Whitney v. Cady

Hamersley, J.

The demurrer was properly overruled. The contract set up in the complaint is not merely a promise to idemnify; it is also an express promise to pay. In such case a refusal to pay is a breach of the contract. Lathrop v. Atwood, 21 Conn. *117, *123.

The court erred in expunging paragraph two of the second defense. (The paragraph, however, is improperly pleaded as a second defense; it should have been added to the previous allegations of the answer.) The guaranty against competition from the plaintiff Whitney, was a material part of *171the consideration for the defendant’s promises to the firm. The agreement is made by "Whitney & Hines as partners; they agree to sell their stock in trade, assets and goodwill, to the defendant, for a cash payment and “ the performance of stipulation and agreements hereinafter contained; ” they then say, as an additional consideration for the above conveyance, the said vendee has agreed ” to pay the firm liabilities, and the said Whitney has agreed not to engage in the mercantile business such as Whitney & Hines have been conducting “ and hereby sell to said Cady.” This document they sign with their firm name. The defendant’s assent is as follows: “ I hereby accept the above instrument and con sent and assent and agree to all of the stipulations contained therein.” Certainly this is, at least, equivalent to a sale by Whitney & Hines and a purchase by Cady, upon the part consideration that the business such as that sold shall not for a certain period be carried on by one of the partners in opposition to Cady. If the agreement had promised that neither partner should interfere, the consideration would be enlarged, but it would not be any more truly a consideration for the firm contract.

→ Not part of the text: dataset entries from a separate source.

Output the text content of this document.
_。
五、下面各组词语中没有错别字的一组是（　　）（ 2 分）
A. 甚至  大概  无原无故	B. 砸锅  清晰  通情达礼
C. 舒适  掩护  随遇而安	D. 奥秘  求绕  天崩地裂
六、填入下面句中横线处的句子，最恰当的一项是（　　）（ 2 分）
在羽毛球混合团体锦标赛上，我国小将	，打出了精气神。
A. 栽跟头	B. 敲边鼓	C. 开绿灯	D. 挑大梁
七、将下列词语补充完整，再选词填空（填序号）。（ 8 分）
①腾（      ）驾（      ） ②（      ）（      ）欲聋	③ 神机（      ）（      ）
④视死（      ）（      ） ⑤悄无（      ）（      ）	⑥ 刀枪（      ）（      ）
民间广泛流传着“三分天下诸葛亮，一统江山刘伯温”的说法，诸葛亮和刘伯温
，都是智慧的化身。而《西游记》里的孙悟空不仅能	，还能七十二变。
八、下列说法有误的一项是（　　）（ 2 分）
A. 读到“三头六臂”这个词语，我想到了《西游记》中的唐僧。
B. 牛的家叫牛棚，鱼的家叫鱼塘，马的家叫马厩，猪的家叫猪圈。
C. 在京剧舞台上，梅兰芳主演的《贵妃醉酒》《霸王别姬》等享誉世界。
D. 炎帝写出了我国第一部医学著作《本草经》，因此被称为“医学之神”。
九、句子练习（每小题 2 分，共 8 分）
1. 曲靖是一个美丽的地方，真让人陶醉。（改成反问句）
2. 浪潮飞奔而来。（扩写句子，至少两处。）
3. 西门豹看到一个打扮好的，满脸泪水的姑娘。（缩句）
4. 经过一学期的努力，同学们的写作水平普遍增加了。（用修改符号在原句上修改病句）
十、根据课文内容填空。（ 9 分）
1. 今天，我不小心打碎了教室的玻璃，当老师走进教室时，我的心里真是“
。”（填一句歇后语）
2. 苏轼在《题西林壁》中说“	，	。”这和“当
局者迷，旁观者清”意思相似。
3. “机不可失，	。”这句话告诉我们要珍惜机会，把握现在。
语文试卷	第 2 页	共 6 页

The defendant alleges the failure of this consideration. A partial failure of consideration may be material in estimating damages in an action on the contract. Moore v. Ellsworth, 3 Conn. 483, 488; Cook v. Mix, 11 id. 432, 438; Andrews v. Wheaton, 23 id. 112, 118. Even if Hines may not be liable for all damages accruing to Cady from Whitney’s conduct, he cannot, jointly with Whitney, claim a specific performance of the agreement, if Whitney’s conduct in violation of the agreement has made its performance as a whole impossible, and its partial performance inequitable.

We think the allegation expunged was material to a proper defense. If there were a doubt as to this, the doubt would surely be a substantial one upon which the defendant would be entitled to be heard in full on demurrer; it is not one of those questions that may be summarily disposed of on a motion to expunge. Such motion is outside the regular pleadings in a cause. It was not intended and is not adapted to *172test the substantial rights of parties; its main use is to enable the court to purge the record of impertinence and surplusage. Practice Act, p. 4, § 10. Granting the motion may be discretionary. Bassett v. Shares, 63 Conn. 39, 42. To reject, on such a motion, substantial claims of a party, may practically be depriving him of his day in court.

There is error, the judgment of the Superior Court is set aside and a new trial granted.

In this opinion the other judges concurred.